An increase in blood viscosity in OSA patients and a decrease following CPAP treatment was demonstrated in previous studies.37,38 The relationship between MPV and blood viscosity and the decrease in both MPV and blood viscosity values with CPAP treatment may influence protection against the cardiovascular complications that can develop in association with OSAS.39
This study was designed to show the effect of CPAP treatment on MPV, RDW, and PDW, which are significantly different in severe OSA patients. It was reported in an earlier study that subjects with poor adherence most frequently overestimate their CPAP use time.40 Thus, instead of relying on patient reports of usage, we used card data from the device as an objective measure of adherence to the therapy, and more than 4 hours use/night for at least 5 days/week was accepted as compliance with the therapy.40
A limitation of our study was the small sample size. Another limitation is that cases compliant with CPAP treatment were not compared with those who were not compliant. In addition, our study design was unable to explain the increase in RDW and PDW values observed after CPAP treatment.

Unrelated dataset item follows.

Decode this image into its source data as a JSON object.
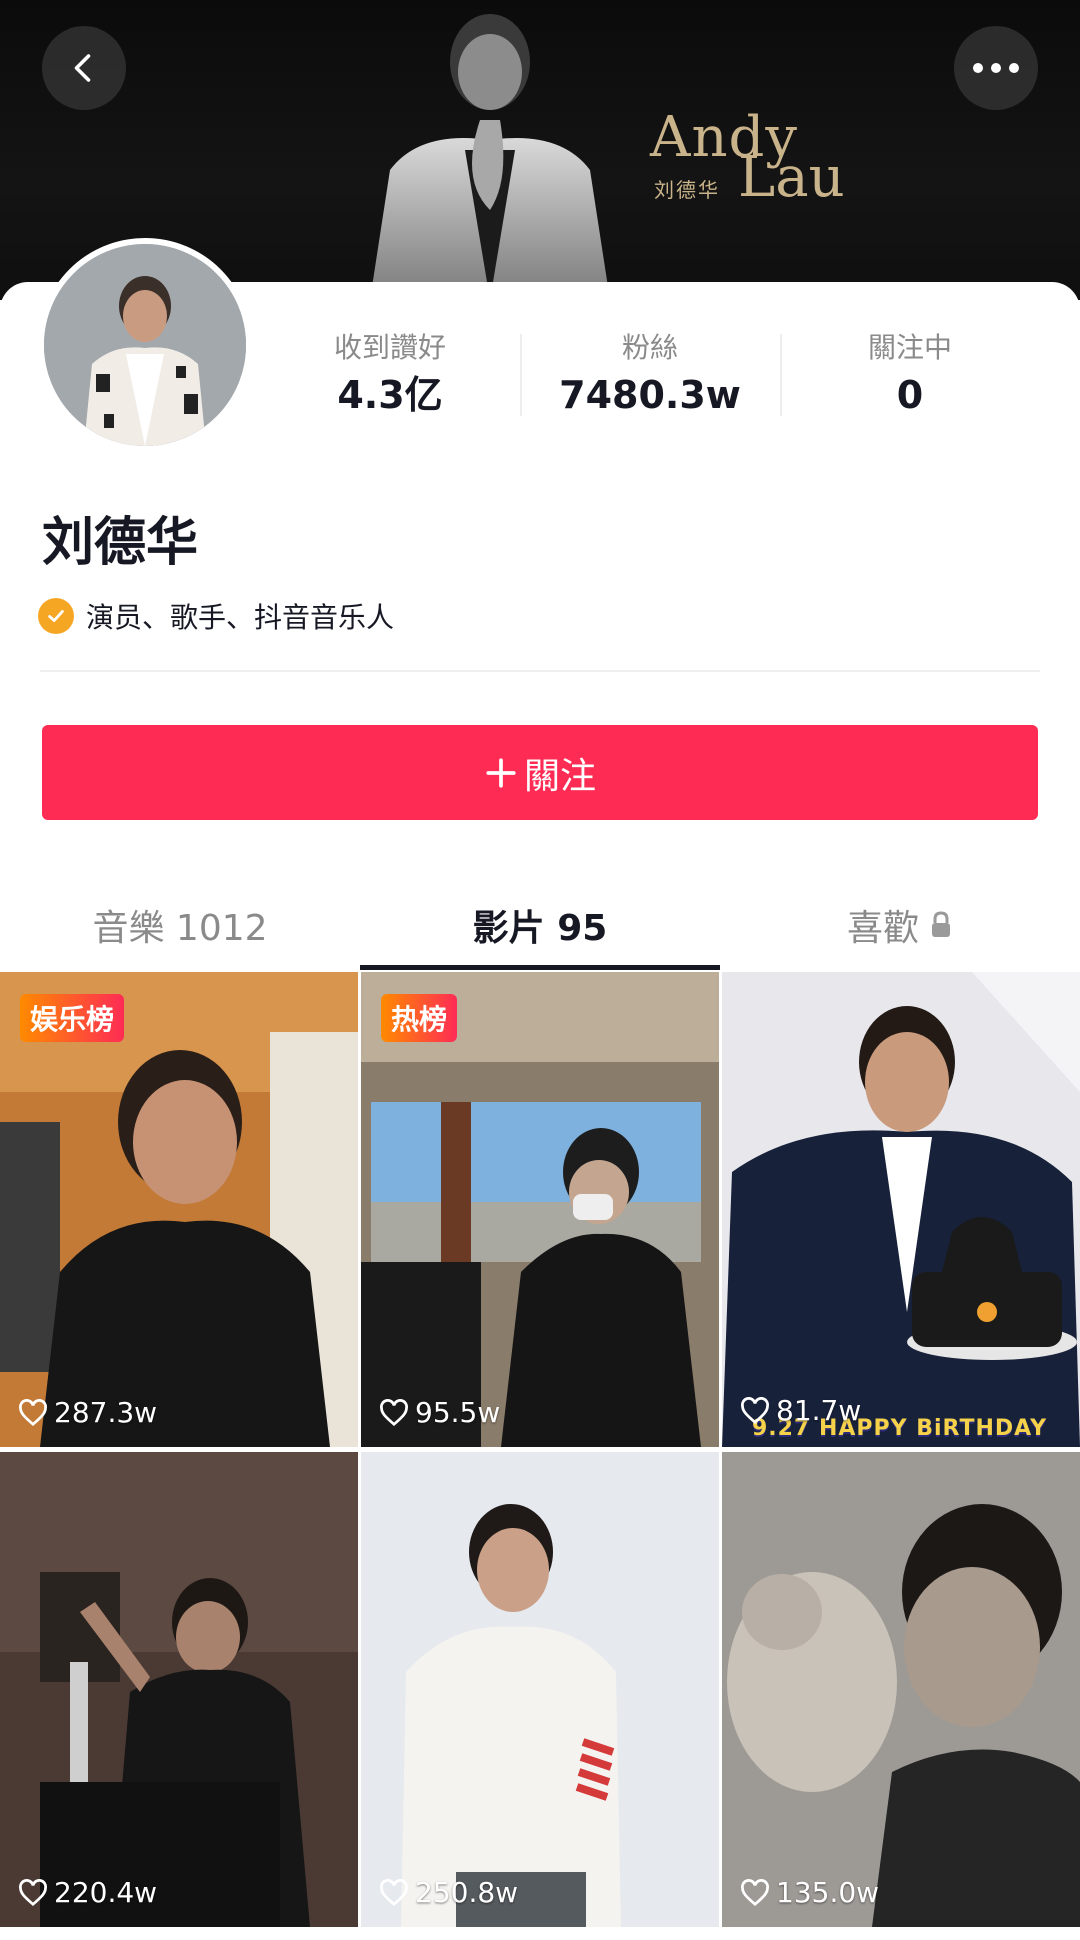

Unlike those in the study of Varol et al., our patients used fixed-level, not auto-CPAP therapy.
We demonstrated that 6 months of CPAP therapy significantly lowered MPV values but increased RDW and PDW in patients with severe OSA. Our results suggest that OSA may lead to platelet changes and that CPAP treatment may lower the MPV. This result shows that a reduction in the MPV is a measure of the cardioprotective effect of CPAP in patients with OSAS. CPAP treatment should be investigated further in terms of its hematologic effects and potential implications.
This was not an industry supported study. The study took place in Yedikule Chest Disease and Thoracic Surgery Training and Research Hospital, Sleep Laboratory, Istanbul, Turkey. The authors have indicated no financial conflicts of interest.